The Advice You Need to Help Your Kids Control Their Reckless Emotions

If you find that your child has been lashing out lately and you are having trouble with finding your footing with the right way to handle the situation, worry no further! Here you will learn how to communicate with your child when he or she is experiencing intense frustration or aggression. The most important thing to understand as a parent is that this is a completely natural experience for your child as he or she is still learning the ropes with controlling their emotions. It is instinctive for humans to use anger as a defense mechanism to protect themselves when they are feeling either emotional or physical forms of pain.
Recognize Their Feelings
Your child will not feel like he or she needs to defend their feelings if you take the time to validate them. This means acknowledging their feelings and letting your child know that you are aware of the feelings they are experiencing. This is likely to soften your child’s anger as they will be in a space of understanding and safety, which also teaches your child empathy. By discounting your child’s feelings, or discounting their experience, you actually intensify their anger as they will be driven to validate their sense of self.
Practice Empathy
Listening to how your child feels without interrupting them or defending yourself will lead to the creation of a sort of vent for your child’s anger. As long as your child does not feel it is necessary to prove that their feelings are valid and fair, they will certainly become calmer. Empathy has a science behind it – it encourages the regulation of cortisol production in the body and this fight or flight chemical is the chemical that emerges during emotional stress. Be consistently receptive and open to your child’s emotions and they will learn to behave more critically than emotionally next time. It is a learning curve for your child, and every child will take their own time until they work through the process fully. Ultimately, an understanding that your child’s behavior affects their body chemistry.
Teach Them How To Problem-Solve
When your child creatively approaches problem-solving, a neurological tracking of sorts occurs. The more practice your child gets with asserting their problem-solving skills, the less emotionally reactive they will become. Their neurological pathways strengthen with use and this, in turn, helps them to gain control over their impulses – a skill they will carry through to adulthood. The manner to do this is to help your child to address situations by using their own thought process, assisted by your guidance. Guide them by asking questions like “What options do you think there are for you to solve this problem?” and “What would happen if you did A instead of B?”. This helps your child come up with solutions on their own, and to be proud of themselves for having done so!

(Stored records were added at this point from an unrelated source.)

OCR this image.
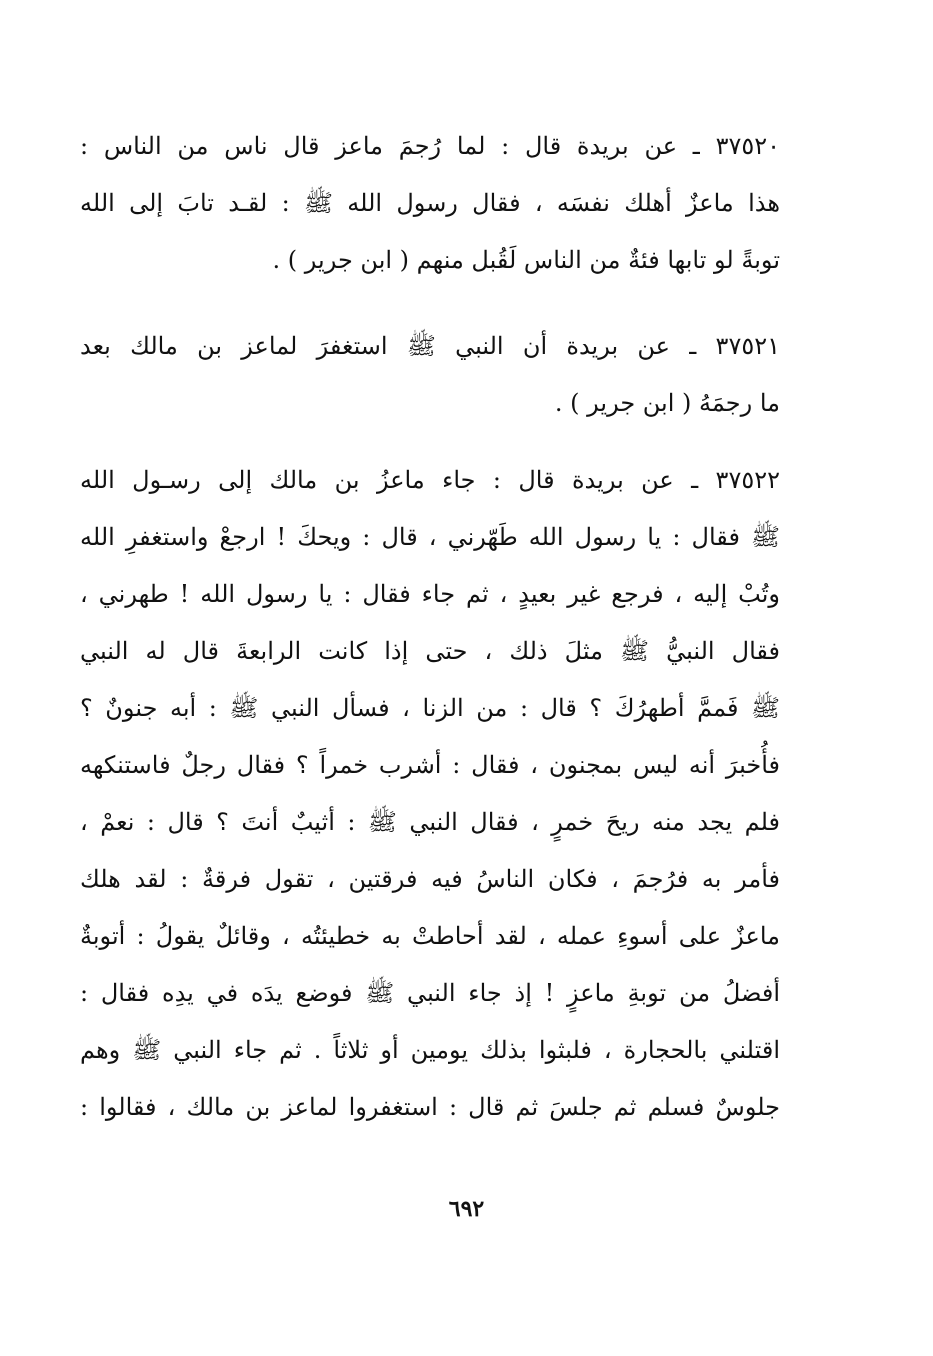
٣٧٥٢٠ ـ عن بريدة قال : لما رُجمَ ماعز قال ناس من الناس :
هذا ماعزٌ أهلك نفسَه ، فقال رسول الله ﷺ : لقـد تابَ إلى الله
توبةً لو تابها فئةٌ من الناس لَقُبل منهم ( ابن جرير ) .
٣٧٥٢١ ـ عن بريدة أن النبي ﷺ استغفرَ لماعز بن مالك بعد
ما رجمَهُ ( ابن جرير ) .
٣٧٥٢٢ ـ عن بريدة قال : جاء ماعزُ بن مالك إلى رسـول الله
ﷺ فقال : يا رسول الله طَهّرني ، قال : ويحكَ ! ارجعْ واستغفرِ الله
وتُبْ إليه ، فرجع غير بعيدٍ ، ثم جاء فقال : يا رسول الله ! طهرني ،
فقال النبيُّ ﷺ مثلَ ذلك ، حتى إذا كانت الرابعةَ قال له النبي
ﷺ فَممَّ أطهرُكَ ؟ قال : من الزنا ، فسأل النبي ﷺ : أبه جنونٌ ؟
فأُخبرَ أنه ليس بمجنون ، فقال : أشرب خمراً ؟ فقال رجلٌ فاستنكهه
فلم يجد منه ريحَ خمرٍ ، فقال النبي ﷺ : أثيبٌ أنتَ ؟ قال : نعمْ ،
فأمر به فرُجمَ ، فكان الناسُ فيه فرقتين ، تقول فرقةٌ : لقد هلك
ماعزٌ على أسوءِ عمله ، لقد أحاطتْ به خطيئتُه ، وقائلٌ يقولُ : أتوبةٌ
أفضلُ من توبةِ ماعزٍ ! إذ جاء النبي ﷺ فوضع يدَه في يدِه فقال :
اقتلني بالحجارة ، فلبثوا بذلك يومين أو ثلاثاً . ثم جاء النبي ﷺ وهم
جلوسٌ فسلم ثم جلسَ ثم قال : استغفروا لماعز بن مالك ، فقالوا :
٦٩٢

Establish Standards of Behavior
Validating and acknowledging your child’s emotions when they are acting out is one thing, but allowing them is another. Your child needs to understand that although you recognize what they are feeling, they cannot allow those feelings to affect their behavior. Teach them that they cannot act on those feelings and that bad behavior is not acceptable. The common rules to follow when you are upset is not to engage in disrespect, hitting, throwing anything or breaking things. First point out what bad behavior is, and then establish punishments for performing in that manner. Ask them for ideas on what the consequences of bad behavior should be, and you will find that when they contribute to the punishment structure, they are likely to follow the rules. All of this teaches them to contain their emotions safely and in a healthy manner.
Practice Relaxation Techniques
After all, you have done to validate your child’s feelings, establish rules for behavior and even putting together a punishment scheme for bad behavior, some attention needs to be given to helping your child learn how to calm down when they become frustrated, angry or upset. Teaching your child breathing techniques, the use of stress management tools and even simply to count slowly when they are upset, will all help them to find calm when bad feeling surge within them. You cannot escape anger, frustration or be upset – these are natural feelings that they are certain to experience. If they learn how to control and calm these emotions they have the upper hand, always! Relaxation techniques change neural pathways and affect impulse control in a positive way.